About 13,000 protesters gathered at a park near the port of Yokosuka, just south of the capital, where the USS George Washington aircraft carrier will be based, press reports and organizers said.
The George Washington — relieving the soon-to-be decommissioned USS Kitty Hawk — will be the first American Navy nuclear-powered vessel to station permanently in Japan.
The ship’s arrival was originally set for August under a Japan-American security deal, but was delayed because of a fire aboard the vessel in May.
The George Washington’s deployment had already triggered protests, and the fire escalated concerns many Japanese have about nuclear power.
Some 250 residents have filed a lawsuit seeking to block the aircraft carrier from basing in Japan.
People in Japan, the only country to suffer from atomic bombings, tend to be sensitive about the military use of nuclear technology. American atomic bombings of Hiroshima and Nagasaki in August 1945 killed at least 200,000.
The U.S. Navy has said the George Washington’s fire, which left one sailor with minor burns and 23 others with heat stress, never threatened the safety of the ship’s nuclear reactor.

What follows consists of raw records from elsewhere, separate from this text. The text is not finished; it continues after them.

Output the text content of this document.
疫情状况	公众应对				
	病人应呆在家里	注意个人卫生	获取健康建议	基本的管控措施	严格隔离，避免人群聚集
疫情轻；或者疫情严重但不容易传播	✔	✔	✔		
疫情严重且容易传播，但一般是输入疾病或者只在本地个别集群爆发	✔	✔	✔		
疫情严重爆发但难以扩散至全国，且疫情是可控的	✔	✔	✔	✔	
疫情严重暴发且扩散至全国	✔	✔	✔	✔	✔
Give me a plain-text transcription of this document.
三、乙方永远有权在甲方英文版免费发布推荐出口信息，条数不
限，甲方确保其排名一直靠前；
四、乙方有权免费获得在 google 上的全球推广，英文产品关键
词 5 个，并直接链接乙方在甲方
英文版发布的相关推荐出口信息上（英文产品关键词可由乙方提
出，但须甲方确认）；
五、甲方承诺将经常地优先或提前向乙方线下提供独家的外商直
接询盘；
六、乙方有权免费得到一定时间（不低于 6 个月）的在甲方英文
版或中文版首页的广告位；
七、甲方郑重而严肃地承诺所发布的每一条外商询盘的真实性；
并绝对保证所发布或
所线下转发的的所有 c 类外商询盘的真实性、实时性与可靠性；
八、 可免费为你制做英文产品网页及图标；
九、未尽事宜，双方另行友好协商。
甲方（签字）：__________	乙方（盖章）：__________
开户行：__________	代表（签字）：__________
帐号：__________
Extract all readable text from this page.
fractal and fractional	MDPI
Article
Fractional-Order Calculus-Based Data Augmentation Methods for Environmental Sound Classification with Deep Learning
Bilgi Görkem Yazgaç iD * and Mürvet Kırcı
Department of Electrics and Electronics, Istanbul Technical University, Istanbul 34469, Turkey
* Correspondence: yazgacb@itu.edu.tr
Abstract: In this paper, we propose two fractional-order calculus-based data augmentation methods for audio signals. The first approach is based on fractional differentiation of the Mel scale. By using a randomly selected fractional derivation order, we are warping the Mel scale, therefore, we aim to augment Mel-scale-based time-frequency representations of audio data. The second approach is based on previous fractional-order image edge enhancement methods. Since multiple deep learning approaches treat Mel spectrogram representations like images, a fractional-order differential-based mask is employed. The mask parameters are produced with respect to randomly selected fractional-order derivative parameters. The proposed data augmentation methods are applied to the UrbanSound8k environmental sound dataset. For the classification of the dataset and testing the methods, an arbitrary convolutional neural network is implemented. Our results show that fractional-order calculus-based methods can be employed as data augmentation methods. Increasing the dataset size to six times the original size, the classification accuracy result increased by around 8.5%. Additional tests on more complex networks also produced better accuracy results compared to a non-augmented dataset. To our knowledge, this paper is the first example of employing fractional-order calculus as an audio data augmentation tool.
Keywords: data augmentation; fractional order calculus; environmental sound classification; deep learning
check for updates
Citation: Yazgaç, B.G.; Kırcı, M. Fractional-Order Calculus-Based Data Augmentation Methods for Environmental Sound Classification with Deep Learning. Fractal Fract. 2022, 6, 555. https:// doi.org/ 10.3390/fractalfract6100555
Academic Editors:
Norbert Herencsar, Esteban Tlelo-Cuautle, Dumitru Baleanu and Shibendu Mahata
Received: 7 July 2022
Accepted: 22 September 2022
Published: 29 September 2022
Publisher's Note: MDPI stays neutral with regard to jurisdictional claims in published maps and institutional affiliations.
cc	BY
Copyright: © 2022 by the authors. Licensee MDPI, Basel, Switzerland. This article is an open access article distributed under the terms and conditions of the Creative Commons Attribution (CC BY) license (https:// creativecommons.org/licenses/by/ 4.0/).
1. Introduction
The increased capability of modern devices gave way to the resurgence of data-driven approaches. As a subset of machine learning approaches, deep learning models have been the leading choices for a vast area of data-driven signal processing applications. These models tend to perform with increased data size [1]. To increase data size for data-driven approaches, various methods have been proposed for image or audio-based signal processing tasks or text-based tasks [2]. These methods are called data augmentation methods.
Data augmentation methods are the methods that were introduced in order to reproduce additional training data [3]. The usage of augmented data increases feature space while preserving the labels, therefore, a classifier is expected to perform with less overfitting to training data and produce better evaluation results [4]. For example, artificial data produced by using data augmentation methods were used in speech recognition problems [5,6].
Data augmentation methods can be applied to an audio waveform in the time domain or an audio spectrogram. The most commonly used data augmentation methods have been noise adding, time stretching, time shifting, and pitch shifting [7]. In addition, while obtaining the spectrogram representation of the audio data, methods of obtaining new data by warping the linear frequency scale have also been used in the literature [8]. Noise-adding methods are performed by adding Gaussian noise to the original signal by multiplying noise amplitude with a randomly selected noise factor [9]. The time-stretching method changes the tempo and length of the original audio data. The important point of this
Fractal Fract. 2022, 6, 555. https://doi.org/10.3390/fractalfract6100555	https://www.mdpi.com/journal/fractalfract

However, some of the protesters questioned the safety of the vessel yesterday.
“The U.S. military has not fully disclosed the cause” of the fire, a lawyer representing local residents, Masahiko Goto, said, according to the Kyodo News agency.
“Japan should not allow a deployment when serious safety concerns remain,” Mr. Goto said.
The Kitty Hawk, which was commissioned in 1961, has been home-ported in Japan since 1998 as the only forward-deployed carrier in the U.S. Navy. It is the Navy’s last conventionally powered aircraft carrier.